Wednesday, May 2, 2012

What are Pieces of eight

doubloons are also known as pieces of eight
Pieces of Eight – the Spanish Silver Dollar -The First Global Currency

Pieces of Eight or Spanish Silver dollars were originally part of Spanish currency. However, this monetary unit was spread rapidly around the world because of the huge Spanish empire first established in the 15th century and because of the wealth of South American silver mines that made Spain so rich.

By the mid 1500s, the piece of eight was also being called the Spanish silver dollar because it compared in value to the German silver coin, the Thaler.
Spain’s currency unit was based on coinage called the Real, which had been introduced in Spain in the 1300s. The famous piece of eight or peso de ocho was worth eight Reales and had an 8 stamped on the reverse of the coin.

Once the Spanish had discovered the valuable metal deposits of South America, they started to mint their coins in the New World. The silver was mined in the Spanish South American Empire in Mexico Lima and Bolivia.

Much of the silver used for the silver dollar, was extracted from the silver mountain of Potosi in Bolivia using thousands of Native American Indians and African slave labour in appalling conditions. You can identify coinage made in South America rather than Spain because it carries an image of the Pillars of Hercules.

hallmarks guide

The Spanish silver dollar was the most valuable of the silver coins and weighed about 1 oz. In 1566, the more valuable gold escudo was introduced, worth 16 Reales. The gold escudo was often called a doubloon – a slang word for any coin meaning double the value of another. 

Spanish Silver dollars can be seen as the World’s first Global currency. They were used in Spain and the far-flung reaches of the Spanish Empire and were accepted everywhere else as well. They were seen by most people as being most stable currency in the world because there were simply so many of them and because this currency was the one most used for trade.

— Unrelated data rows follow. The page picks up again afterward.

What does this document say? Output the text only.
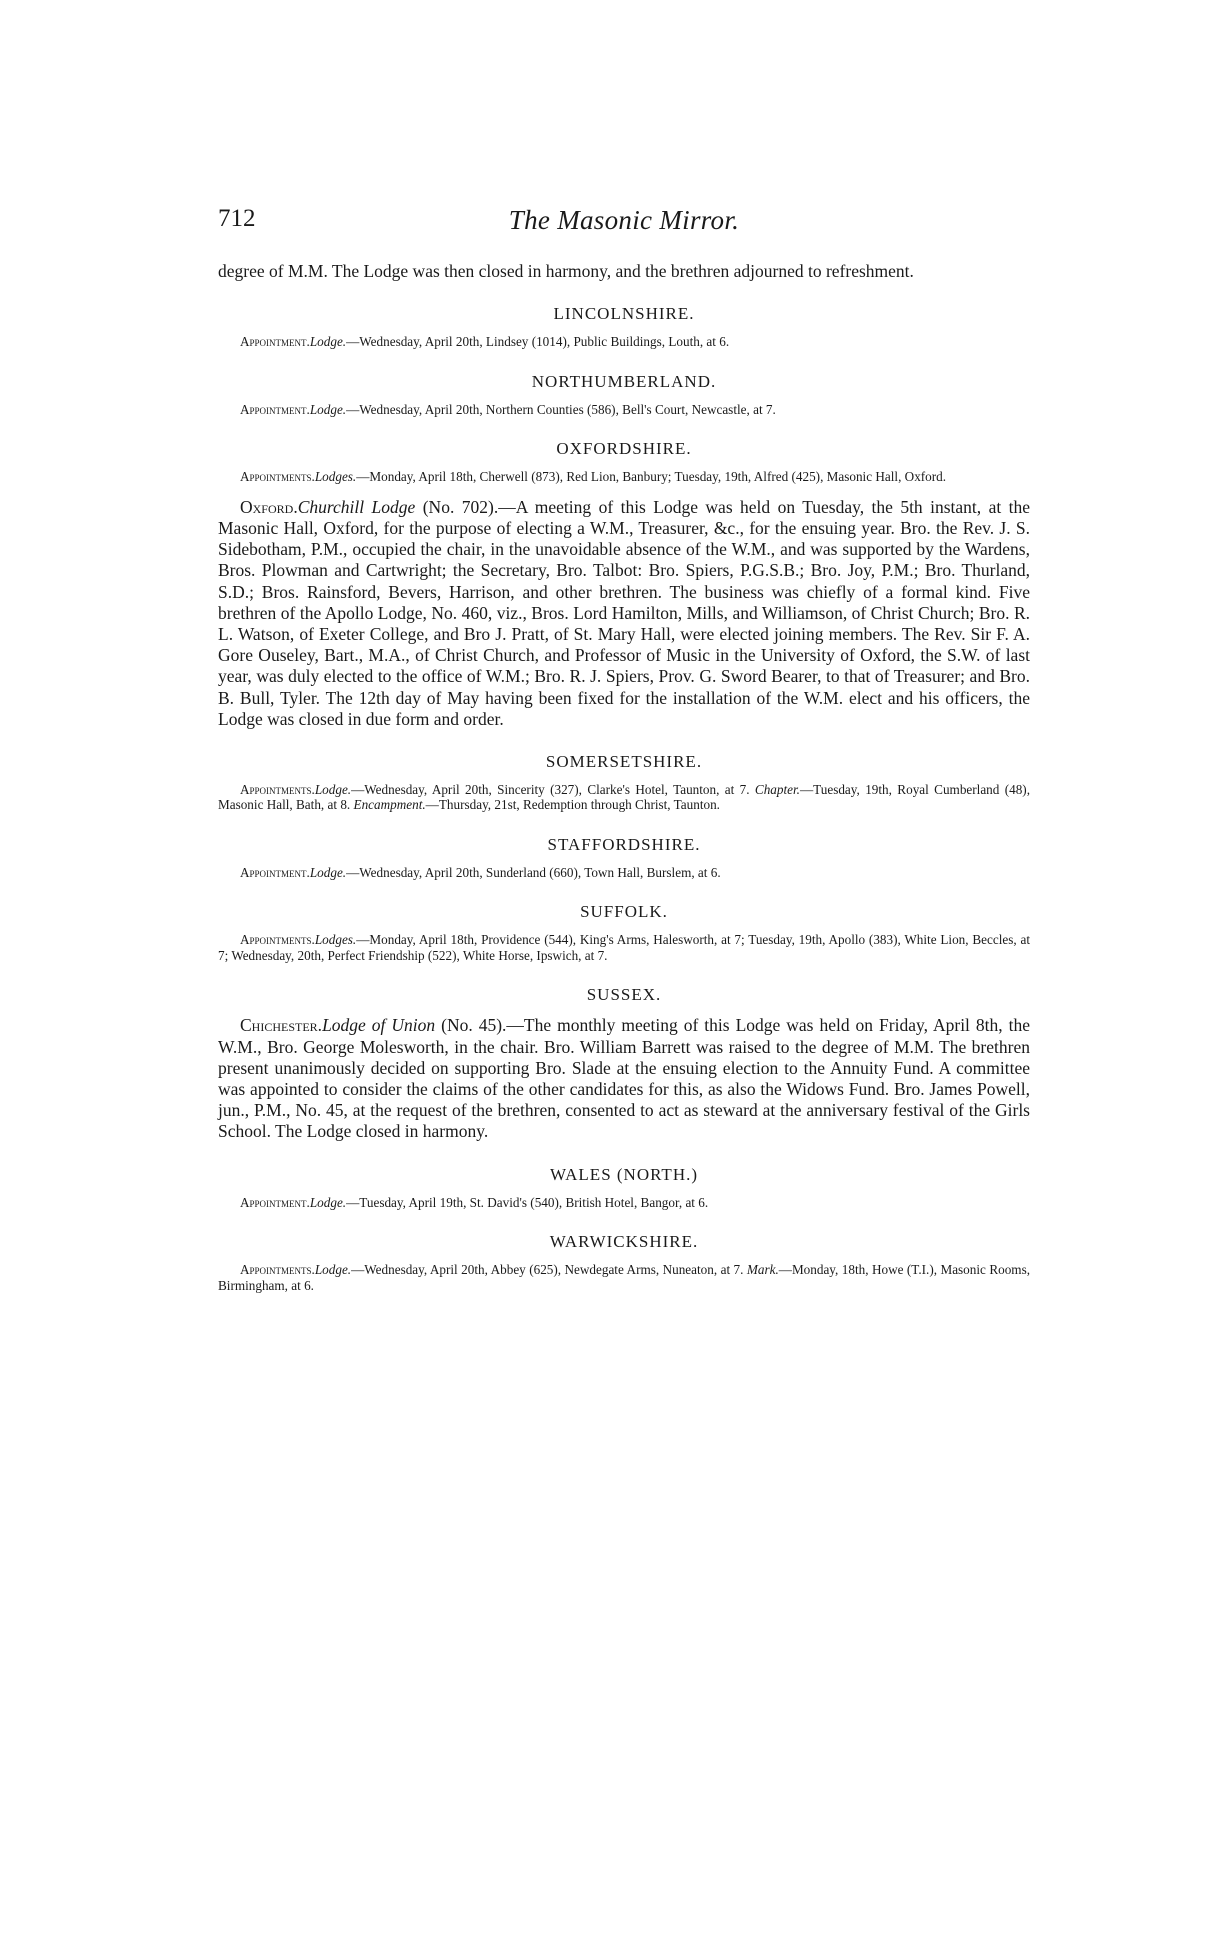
712	The Masonic Mirror.

degree of M.M. The Lodge was then closed in harmony, and the brethren adjourned to refreshment.

LINCOLNSHIRE.

Appointment.Lodge.—Wednesday, April 20th, Lindsey (1014), Public Buildings, Louth, at 6.

NORTHUMBERLAND.

Appointment.Lodge.—Wednesday, April 20th, Northern Counties (586), Bell's Court, Newcastle, at 7.

OXFORDSHIRE.

Appointments.Lodges.—Monday, April 18th, Cherwell (873), Red Lion, Banbury; Tuesday, 19th, Alfred (425), Masonic Hall, Oxford.

Oxford.Churchill Lodge (No. 702).—A meeting of this Lodge was held on Tuesday, the 5th instant, at the Masonic Hall, Oxford, for the purpose of electing a W.M., Treasurer, &c., for the ensuing year. Bro. the Rev. J. S. Sidebotham, P.M., occupied the chair, in the unavoidable absence of the W.M., and was supported by the Wardens, Bros. Plowman and Cartwright; the Secretary, Bro. Talbot: Bro. Spiers, P.G.S.B.; Bro. Joy, P.M.; Bro. Thurland, S.D.; Bros. Rainsford, Bevers, Harrison, and other brethren. The business was chiefly of a formal kind. Five brethren of the Apollo Lodge, No. 460, viz., Bros. Lord Hamilton, Mills, and Williamson, of Christ Church; Bro. R. L. Watson, of Exeter College, and Bro J. Pratt, of St. Mary Hall, were elected joining members. The Rev. Sir F. A. Gore Ouseley, Bart., M.A., of Christ Church, and Professor of Music in the University of Oxford, the S.W. of last year, was duly elected to the office of W.M.; Bro. R. J. Spiers, Prov. G. Sword Bearer, to that of Treasurer; and Bro. B. Bull, Tyler. The 12th day of May having been fixed for the installation of the W.M. elect and his officers, the Lodge was closed in due form and order.

SOMERSETSHIRE.

Appointments.Lodge.—Wednesday, April 20th, Sincerity (327), Clarke's Hotel, Taunton, at 7. Chapter.—Tuesday, 19th, Royal Cumberland (48), Masonic Hall, Bath, at 8. Encampment.—Thursday, 21st, Redemption through Christ, Taunton.

STAFFORDSHIRE.

Appointment.Lodge.—Wednesday, April 20th, Sunderland (660), Town Hall, Burslem, at 6.

SUFFOLK.

Appointments.Lodges.—Monday, April 18th, Providence (544), King's Arms, Halesworth, at 7; Tuesday, 19th, Apollo (383), White Lion, Beccles, at 7; Wednesday, 20th, Perfect Friendship (522), White Horse, Ipswich, at 7.

SUSSEX.

Chichester.Lodge of Union (No. 45).—The monthly meeting of this Lodge was held on Friday, April 8th, the W.M., Bro. George Molesworth, in the chair. Bro. William Barrett was raised to the degree of M.M. The brethren present unanimously decided on supporting Bro. Slade at the ensuing election to the Annuity Fund. A committee was appointed to consider the claims of the other candidates for this, as also the Widows Fund. Bro. James Powell, jun., P.M., No. 45, at the request of the brethren, consented to act as steward at the anniversary festival of the Girls School. The Lodge closed in harmony.

WALES (NORTH.)

Appointment.Lodge.—Tuesday, April 19th, St. David's (540), British Hotel, Bangor, at 6.

WARWICKSHIRE.

Appointments.Lodge.—Wednesday, April 20th, Abbey (625), Newdegate Arms, Nuneaton, at 7. Mark.—Monday, 18th, Howe (T.I.), Masonic Rooms, Birmingham, at 6.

Millions of dollars were minted over the centuries and they were the most widely used coinage of the American colonial period.

The golden age of piracy – between the 1650s to the 1730s did much spread this Spanish currency around and early trade in America was often carried out using silver dollars gained in illicit trading in the West Indies and because of a lack of British coinage.

When the Americans started minting their own coinage in 1792, the Spanish dollars remained more popular because of their higher silver content. They were still in use in America late into the 19th century where their value was equal to that of a US dollar.